Microsoft reports tonight, Wednesday, October 23rd, 2019 after the closing bell, with Street consensus expecting $1.25 in earnings per share (EPS) on $32.23 billion in revenue for 10% and 11% growth respectively.
The December ’19 quarter Street consensus currently is $1.27 on $36 billion in revenue for y/y growth of 15% and 11% respectively, while fiscal 2020 consensus (ends June ’20) is expecting 15% ($5.24) and 11% ($139.9 bl) growth, respectively.
Microsoft is lapping a tough quarter of good growth from September ’18 where revenue grew 19% and EPS grew 36% exactly one year ago.
Since the very strong Sept ’18 quarter, revenue and EPS has slowed gradually not unlike the SP 500.
Here is a quick summary of last quarter’s (June ’19) results:
- Revenue grew 12%, op inc +20% and EPS +7%;
- Both gross margin and op mgn expanded by 200 and 260 bp’s respectively y/y
- Mgmt guided to “double-digit” revenue and op expense growth for fiscal ’20
- Azure grew 74% y/y and all three segments saw “upside revenue surprise” in the June ’19 quarter.
- Forward EPS and revenue estimates rose after the fiscal 4th quarter report.
Here is the trend in Microsoft’s EPS and revenue estimates for 2019:
Both Microsoft’s forward revenue and EPS estimates have been gradually increasing both this year and for some time. (Estimate source: IBES by Refinitiv)
The Chart:
Microsoft’s monthly chart shows the breakout in the stock above the January, 2000 highs of $53 – $54 in 2016, so the stock has been a substantial out-performer for the last 36 months, running from the mid $50’s to the current price in the high $130’s.
Summary / Conclusion: Azure and the Intelligent Cloud business is the big driver of Microsoft’s revenue growth to the point where Intelligent Cloud is now roughly 35% of Microsoft’s total revenue and operating income, as Personal Computing has shrunk and Productivity (like Office 365, etc.) only seems to outpace Intelligent Cloud with a new release of Office 365. Intelligent Cloud has had the fastest revenue growth of the three segments for the last 6 quarters.

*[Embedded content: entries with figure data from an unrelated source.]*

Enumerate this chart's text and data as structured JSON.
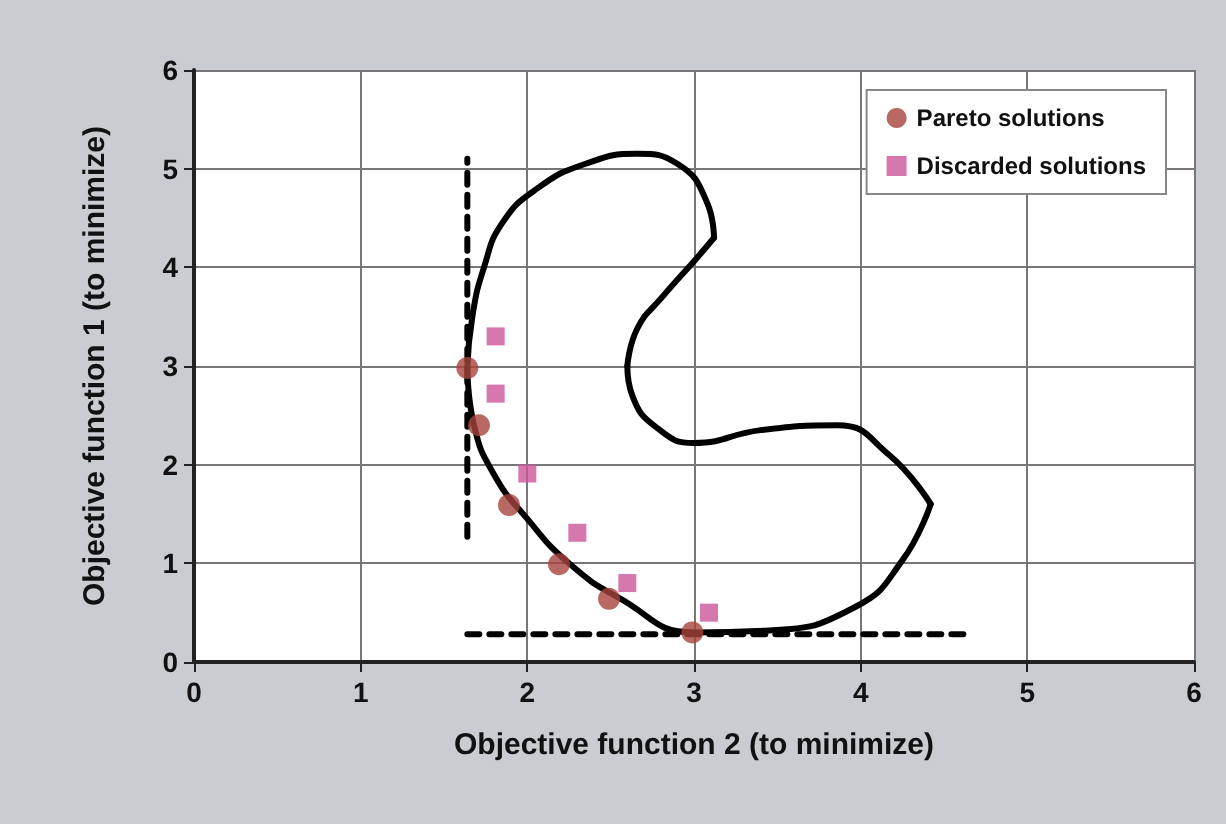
{
  "chart_data": {
    "type": "scatter",
    "xlabel": "Objective function 2 (to minimize)",
    "ylabel": "Objective function 1 (to minimize)",
    "xlim": [
      0,
      6
    ],
    "ylim": [
      0,
      6
    ],
    "xticks": [
      0,
      1,
      2,
      3,
      4,
      5,
      6
    ],
    "yticks": [
      0,
      1,
      2,
      3,
      4,
      5,
      6
    ],
    "grid": true,
    "legend": "top right",
    "series": [
      {
        "type": "line",
        "color": "#000000",
        "marker": "none",
        "line_style": "solid",
        "x": [
          1.64,
          1.68,
          1.8,
          2.0,
          2.25,
          2.55,
          3.0,
          3.45,
          3.97,
          4.25,
          4.42
        ],
        "values": [
          2.98,
          2.4,
          1.9,
          1.45,
          1.0,
          0.65,
          0.3,
          0.32,
          0.56,
          1.03,
          1.6
        ]
      },
      {
        "type": "line",
        "color": "#000000",
        "marker": "none",
        "line_style": "solid",
        "x": [
          4.42,
          4.17,
          3.86,
          3.4,
          3.0,
          2.78,
          2.63,
          2.6
        ],
        "values": [
          1.6,
          2.1,
          2.4,
          2.35,
          2.22,
          2.37,
          2.7,
          3.0
        ]
      },
      {
        "type": "line",
        "color": "#000000",
        "marker": "none",
        "line_style": "solid",
        "x": [
          2.6,
          2.66,
          2.81,
          3.02,
          3.12
        ],
        "values": [
          3.0,
          3.38,
          3.7,
          4.1,
          4.3
        ]
      },
      {
        "type": "line",
        "color": "#000000",
        "marker": "none",
        "line_style": "solid",
        "x": [
          3.12,
          3.08,
          2.9,
          2.66,
          2.35,
          2.06,
          1.85,
          1.74,
          1.67,
          1.64
        ],
        "values": [
          4.3,
          4.65,
          5.05,
          5.15,
          5.05,
          4.8,
          4.45,
          4.0,
          3.5,
          2.98
        ]
      },
      {
        "type": "line",
        "color": "#000000",
        "marker": "none",
        "line_style": "dashed",
        "x": [
          1.64,
          1.64
        ],
        "values": [
          1.27,
          5.1
        ]
      },
      {
        "type": "line",
        "color": "#000000",
        "marker": "none",
        "line_style": "dashed",
        "x": [
          1.64,
          4.65
        ],
        "values": [
          0.28,
          0.28
        ]
      },
      {
        "name": "Pareto solutions",
        "color": "#a8443c",
        "marker": "circle",
        "x": [
          1.64,
          1.71,
          1.89,
          2.19,
          2.49,
          2.99
        ],
        "values": [
          2.98,
          2.4,
          1.59,
          0.99,
          0.64,
          0.3
        ]
      },
      {
        "name": "Discarded solutions",
        "color": "#cc5599",
        "marker": "square",
        "x": [
          1.81,
          1.81,
          2.0,
          2.3,
          2.6,
          3.09
        ],
        "values": [
          3.3,
          2.72,
          1.91,
          1.31,
          0.8,
          0.5
        ]
      }
    ]
  }
}
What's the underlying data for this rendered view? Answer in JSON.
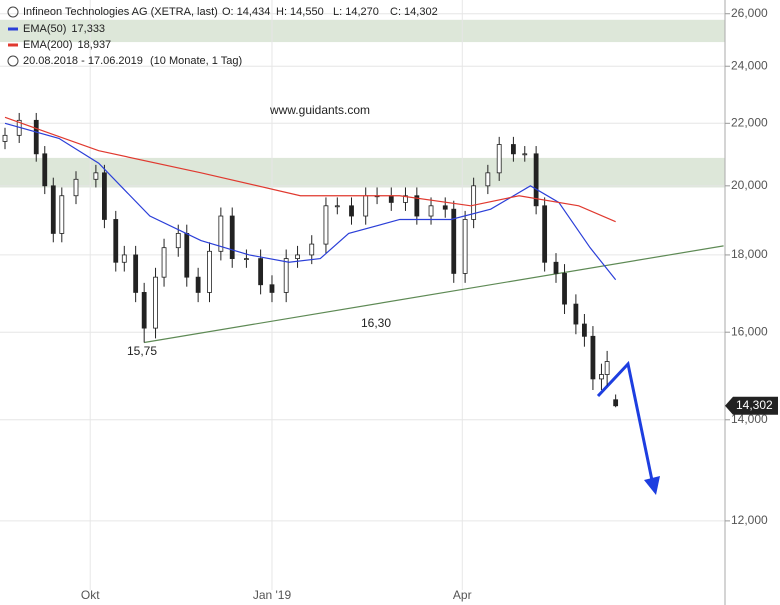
{
  "chart_data": {
    "type": "candlestick",
    "title": "Infineon Technologies AG (XETRA, last)",
    "header_values": [
      "O: 14,434",
      "H: 14,550",
      "L: 14,270",
      "C: 14,302"
    ],
    "date_range": "20.08.2018 - 17.06.2019",
    "period": "(10 Monate, 1 Tag)",
    "watermark": "www.guidants.com",
    "annotations": [
      "15,75",
      "16,30"
    ],
    "current_label": "14,302",
    "current_value": 14302,
    "log_scale": true,
    "grid": true,
    "xlim": [
      -1.76,
      253.5
    ],
    "xticks": [
      {
        "value": 30,
        "label": "Okt"
      },
      {
        "value": 94,
        "label": "Jan '19"
      },
      {
        "value": 161,
        "label": "Apr"
      }
    ],
    "ylim": [
      10800,
      26550
    ],
    "yticks": [
      {
        "value": 12000,
        "label": "12,000"
      },
      {
        "value": 14000,
        "label": "14,000"
      },
      {
        "value": 16000,
        "label": "16,000"
      },
      {
        "value": 18000,
        "label": "18,000"
      },
      {
        "value": 20000,
        "label": "20,000"
      },
      {
        "value": 22000,
        "label": "22,000"
      },
      {
        "value": 24000,
        "label": "24,000"
      },
      {
        "value": 26000,
        "label": "26,000"
      }
    ],
    "up_color": "#ffffff",
    "down_color": "#222222",
    "zone_color": "#dde7d9",
    "zones": [
      {
        "from": 19950,
        "to": 20870
      },
      {
        "from": 24900,
        "to": 25760
      }
    ],
    "trendline": {
      "color": "#5e8a55",
      "x": [
        49,
        253
      ],
      "values": [
        15750,
        18250
      ]
    },
    "x": [
      0,
      5,
      11,
      14,
      17,
      20,
      25,
      32,
      35,
      39,
      42,
      46,
      49,
      53,
      56,
      61,
      64,
      68,
      72,
      76,
      80,
      85,
      90,
      94,
      99,
      103,
      108,
      113,
      117,
      122,
      127,
      131,
      136,
      141,
      145,
      150,
      155,
      158,
      162,
      165,
      170,
      174,
      179,
      183,
      187,
      190,
      194,
      197,
      201,
      204,
      207,
      210,
      212,
      215
    ],
    "open": [
      21400,
      21600,
      22100,
      21000,
      20000,
      18600,
      19700,
      20200,
      20400,
      19000,
      17800,
      18000,
      17000,
      16100,
      17400,
      18200,
      18600,
      17400,
      17000,
      18100,
      19100,
      17900,
      17900,
      17200,
      17000,
      17900,
      18000,
      18300,
      19400,
      19400,
      19100,
      19700,
      19700,
      19500,
      19700,
      19100,
      19400,
      19300,
      17500,
      19000,
      20000,
      20400,
      21300,
      21000,
      21000,
      19400,
      17800,
      17500,
      16700,
      16200,
      15900,
      14900,
      15000,
      14434
    ],
    "high": [
      21850,
      22350,
      22350,
      21250,
      20250,
      19950,
      20450,
      20650,
      20650,
      19250,
      18250,
      18250,
      17250,
      17650,
      18450,
      18850,
      18850,
      17650,
      18350,
      19350,
      19350,
      18150,
      18150,
      17450,
      18150,
      18250,
      18550,
      19650,
      19650,
      19650,
      19950,
      19950,
      19950,
      19950,
      19950,
      19650,
      19650,
      19550,
      19250,
      20250,
      20650,
      21550,
      21550,
      21250,
      21250,
      19650,
      18050,
      17750,
      16950,
      16450,
      16150,
      15250,
      15550,
      14550
    ],
    "low": [
      21150,
      21350,
      20750,
      19750,
      18350,
      18350,
      19450,
      19950,
      18750,
      17550,
      17550,
      16750,
      15750,
      15850,
      17150,
      17950,
      17150,
      16750,
      16750,
      17850,
      17650,
      17650,
      16950,
      16750,
      16750,
      17650,
      17750,
      18050,
      19150,
      18850,
      18850,
      19450,
      19250,
      19250,
      18850,
      18850,
      19050,
      17250,
      17250,
      18750,
      19750,
      20150,
      20750,
      20750,
      19150,
      17550,
      17250,
      16450,
      15950,
      15650,
      14650,
      14650,
      14750,
      14270
    ],
    "close": [
      21600,
      22100,
      21000,
      20000,
      18600,
      19700,
      20200,
      20400,
      19000,
      17800,
      18000,
      17000,
      16100,
      17400,
      18200,
      18600,
      17400,
      17000,
      18100,
      19100,
      17900,
      17900,
      17200,
      17000,
      17900,
      18000,
      18300,
      19400,
      19400,
      19100,
      19700,
      19700,
      19500,
      19700,
      19100,
      19400,
      19300,
      17500,
      19000,
      20000,
      20400,
      21300,
      21000,
      21000,
      19400,
      17800,
      17500,
      16700,
      16200,
      15900,
      14900,
      15000,
      15300,
      14302
    ],
    "series": [
      {
        "name": "EMA(50)",
        "legend_value": "17,333",
        "color": "#2b3fd8",
        "x": [
          0,
          19,
          33,
          51,
          69,
          86,
          100,
          111,
          121,
          139,
          157,
          171,
          185,
          195,
          206,
          215
        ],
        "values": [
          22000,
          21500,
          20700,
          19100,
          18400,
          18000,
          17800,
          17900,
          18600,
          19000,
          19000,
          19300,
          20000,
          19500,
          18200,
          17333
        ]
      },
      {
        "name": "EMA(200)",
        "legend_value": "18,937",
        "color": "#e0392f",
        "x": [
          0,
          33,
          69,
          104,
          139,
          164,
          181,
          202,
          215
        ],
        "values": [
          22200,
          21100,
          20400,
          19700,
          19700,
          19400,
          19700,
          19400,
          18937
        ]
      }
    ]
  }
}
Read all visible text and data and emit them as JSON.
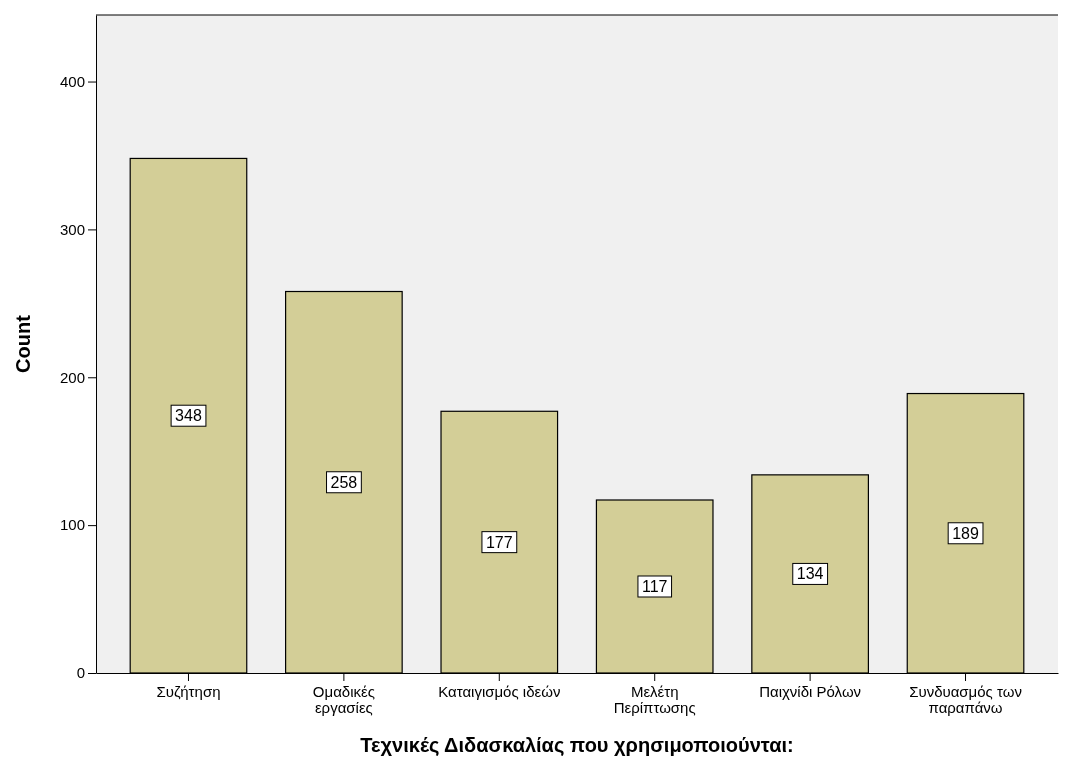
{
  "chart_data": {
    "type": "bar",
    "xlabel": "Τεχνικές Διδασκαλίας που χρησιμοποιούνται:",
    "ylabel": "Count",
    "categories": [
      "Συζήτηση",
      "Ομαδικές εργασίες",
      "Καταιγισμός ιδεών",
      "Μελέτη Περίπτωσης",
      "Παιχνίδι Ρόλων",
      "Συνδυασμός των παραπάνω"
    ],
    "values": [
      348,
      258,
      177,
      117,
      134,
      189
    ],
    "color": "#d3ce97",
    "ylim": [
      0,
      445
    ],
    "yticks": [
      0,
      100,
      200,
      300,
      400
    ],
    "grid": false,
    "data_labels": true
  }
}
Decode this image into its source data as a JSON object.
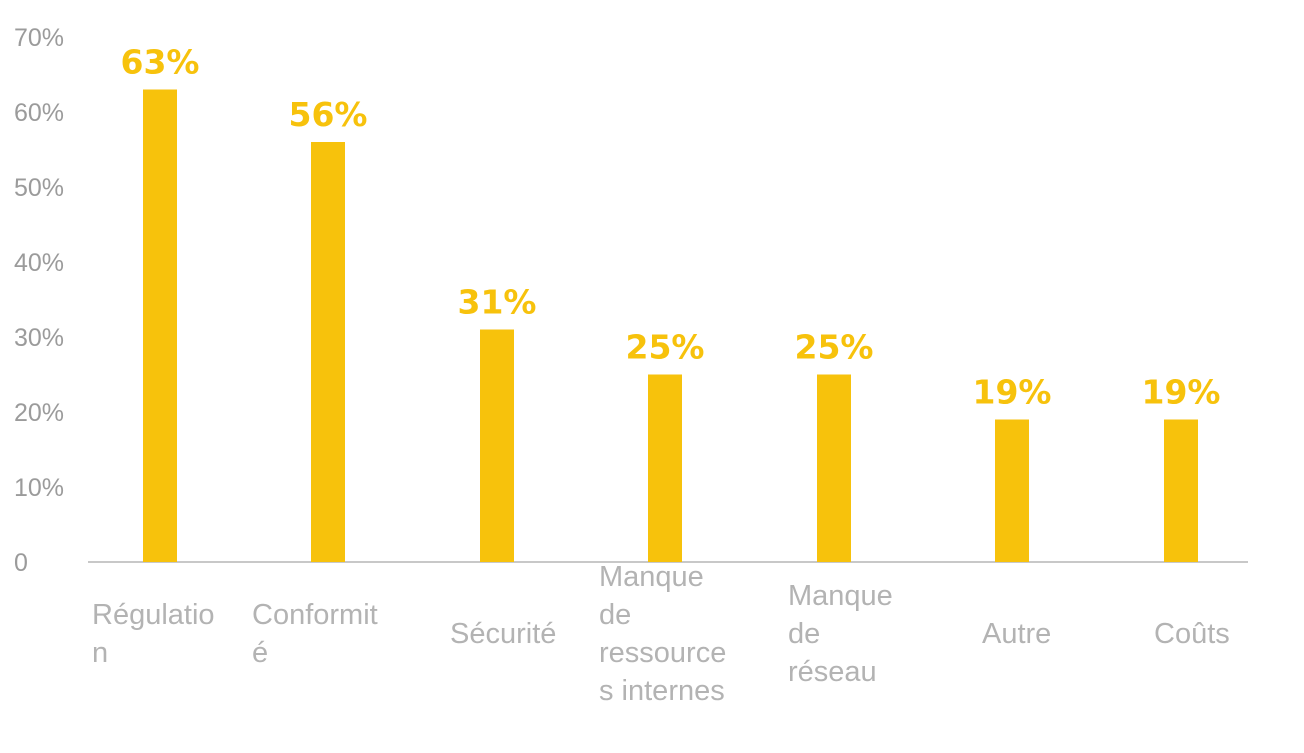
{
  "chart_data": {
    "type": "bar",
    "categories": [
      [
        "Régulatio",
        "n"
      ],
      [
        "Conformit",
        "é"
      ],
      [
        "Sécurité"
      ],
      [
        "Manque",
        "de",
        "ressource",
        "s internes"
      ],
      [
        "Manque",
        "de",
        "réseau"
      ],
      [
        "Autre"
      ],
      [
        "Coûts"
      ]
    ],
    "values": [
      63,
      56,
      31,
      25,
      25,
      19,
      19
    ],
    "value_labels": [
      "63%",
      "56%",
      "31%",
      "25%",
      "25%",
      "19%",
      "19%"
    ],
    "y_ticks": [
      {
        "value": 0,
        "label": "0"
      },
      {
        "value": 10,
        "label": "10%"
      },
      {
        "value": 20,
        "label": "20%"
      },
      {
        "value": 30,
        "label": "30%"
      },
      {
        "value": 40,
        "label": "40%"
      },
      {
        "value": 50,
        "label": "50%"
      },
      {
        "value": 60,
        "label": "60%"
      },
      {
        "value": 70,
        "label": "70%"
      }
    ],
    "ylim": [
      0,
      70
    ],
    "title": "",
    "xlabel": "",
    "ylabel": "",
    "grid": false,
    "legend": "none",
    "colors": {
      "bar": "#F7C20C",
      "value_label": "#F7C20C",
      "axis": "#c8c8c8",
      "tick_text": "#9b9b9b",
      "category_text": "#b3b3b3"
    }
  }
}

Technically, Microsoft is not part of FANG (Facebook, Amazon, Netflix and Alphabet) but it might be the best growth / momentum stock left standing if “value” and the small/midcap space start to outperform.
The Cloud – depending on who you read – is thought to be in the proverbial 3rd inning of the 9-inning ballgame, although cloud stocks have been weak now for the 3rd quarter.
Like a lot of tech stocks, Microsoft had to reinvent itself after the 1990’s PC and server explosion and it took the emergence of the cloud to do it. How the stock reacts tonight to earnings is anyone’s guess, although the EPS and revenue trends leave me confident that there could be continued upside to the stock with mid-teens revenue and EPS growth expected with it’s current 26x and 23x forward multiple. Like a number of tech companies, Microsoft’s cash-flow multiple (ex the balance sheet cash of $134 billion as of June 30) is 18x and 25x cash-flow which is more reasonable than the earnings multiple.
Still there is always short-term volatility risk around earnings reports.
Tech is losing momentum in terms of market leadership. Microsoft and Amazon report tonight and tomorrow night respectively. Both should be a significant tell for prospects around the Tech sector.
Microsoft has been a top position in client accounts since 2013 – 2014. Amazon as well. Right now, there is no reason to change, but every position is continually-evaluated with each earnings report.
(Long all the stocks mentioned above.)
Thanks for reading.
(Take any information on this blog with great skepticism and dubiousness. This information is being published simply to document and “think-out-loud” what is being done for clients accounts. Information like opinions can change rapidly and this blog might not be updated. Any reader should evaluate the above information in the context of their own financial profile.)